Aslında çevrecilerin bu alanda göstermeleri gereken tepki maalesef nükleer santraller
konusunda nasibini bulmuştur.
Çevrecilerin, bu aşamada en çok
başvurdukları savunmalardan biri, "Termik santrallerin yasalara uygun
işletilememesi nedeniyle, nükleer santrallerin de yasalara uygun
işletilemeyeceğidir." Böyle bir çıkarım ise termik santrallerin hala olası
zararlarını kabul edilmesi ya da unutulması anlamına gelmektedir. Yani çevreciler
"Tamam, o zararlı ama, bari bir başka zararlı santral kurulmasın" diye
düşünmektedirler. Oysa nükleer santraller iyi bir teknoloji kullanılırsa
çevreye olan zararları termik santrallerden çok çok azdır. Örneğin,
Fransa'da, ABD'de de 20 yıl atıksız santraller mevcuttur. Fransa tüm enerji
tüketiminin %78'ini, İsveç %50'sini, ABD ise %30'unu termik santrallerden
karşılamaktadır.
Yazının başında bazı çevrecilerin nükleer
santralleri klişe sözlerle eleştirdiklerini belirtmiştim. Ama diğer grup
çevreciler, Türkiye'nin önümüzdeki yıllarda yaşayacağı enerji açığının
farkında. Dolayısıyla bu açığın nasıl kapatılması gerektiği hususunda daha
bilinçli davranmaktadırlar. Bu grup direkt olarak nükleer santrallere karşı
çıkmaktan ziyade santral yapımında kullanılacak teknolojinin özelliklerine eleştiri
getirmektedirler. Onlar bazı çevrelerin sırf kar etmek güdüsüyle hareket edeceğini
ve yeni teknoloji ithal edilmeyeceğine inanmaktadırlar. Bu endişe Sovyetler'deki
Çernobil istasyonunun kimyasal sızıntı yapması nedeniyle Türkiye'de yaşanılan
sıkıntıları hatırlatmaktadır. Çünkü dünyada nükleer santral
teknolojisinde iyi örnekler olduğu gibi, "Kazakistan, Ermenistan" gibi
kötü örnekler de mevcuttur. Bunlara kötü örnek denilmesinin nedeni, yapımında
iyi teknoloji kullanmamaları ve bir deprem anında atom bombası görevi göreceklerinin
düşünülmesidir. Aslında bu tehlikenin olduğunu doğrulamakla beraber yine klışe
eleştirilerden biri olduğunu söyleyebiliriz. Çünkü, nükleer santrallerde
eğer uranyum kullanılacaksa, bir reaktörde %20 uranyum bulunmaktadır. Oysa bir atom
bombasında uranyum oranı %99.9'dur.
Kazakistan'daki nükleer santrallerle
Türkiye'nin ilgisi ise ülkemizde kurulması düşünülen Akkuyu Nükleer Santralinin
yapımının bu ülkeden bir şirkete verileceği ile ilgili haberden dolayıdır. Oysa
bunun doğru olmadığı Akkuyu Nükleer Santrallerinin ihalelerine
katılamamaları nedeniyle yanlışlanmıştır.

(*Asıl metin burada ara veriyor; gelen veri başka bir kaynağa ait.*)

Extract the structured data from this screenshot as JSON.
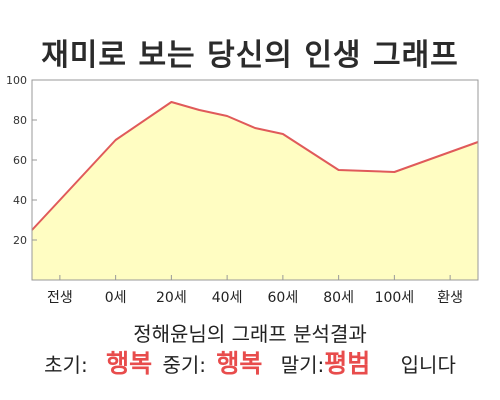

Nükleer santraller konusunda bir
diğer nokta, bu konudaki çalışmaların halka duyurulmamasıdır. Halk kendisinden
bazı şeyleri saklandığını (özellikle Akkuyu çevresindeki köylüler) ve bu
saklanılan şeylerin kendilerine büyük zararlar vereceğini düşünmektedir. Oysa tüm
dünyada ve ülkemizde nükleer santralin yapılabilmesi için bazı özellikler
aranmaktadır. Bunlar sağlanmadığı taktirde santralin kurulması anlamsız ve
tehlikelidir. Yani bir yere nükleer santral yapılması düşünülüyorsa orada
öncelikle jeolojik araştırmalar yapılmaktadır; santralin kurulacağı yere fay
hattından, yerleşim birimlerinden, ana karayollarından, hava hatlarından, askeri
bölgelerden uzak olması, o yörede soyu tükenme tehlikesi olan bir canlının
olmaması, deniz suyunun gerekli soğuklukta olması gibi... Bu özellikler sağlanmazsa
zaten saha lisansı verilmemektedir. Ülkemizde Akkuyu ile ilgili araştırmalar
yapılmış, saha lisansı alınmış ve Haziran 1998'de ihalesinin yapılacağı karara
bağlanmıştır. Gelişmeleri hep beraber göreceğiz.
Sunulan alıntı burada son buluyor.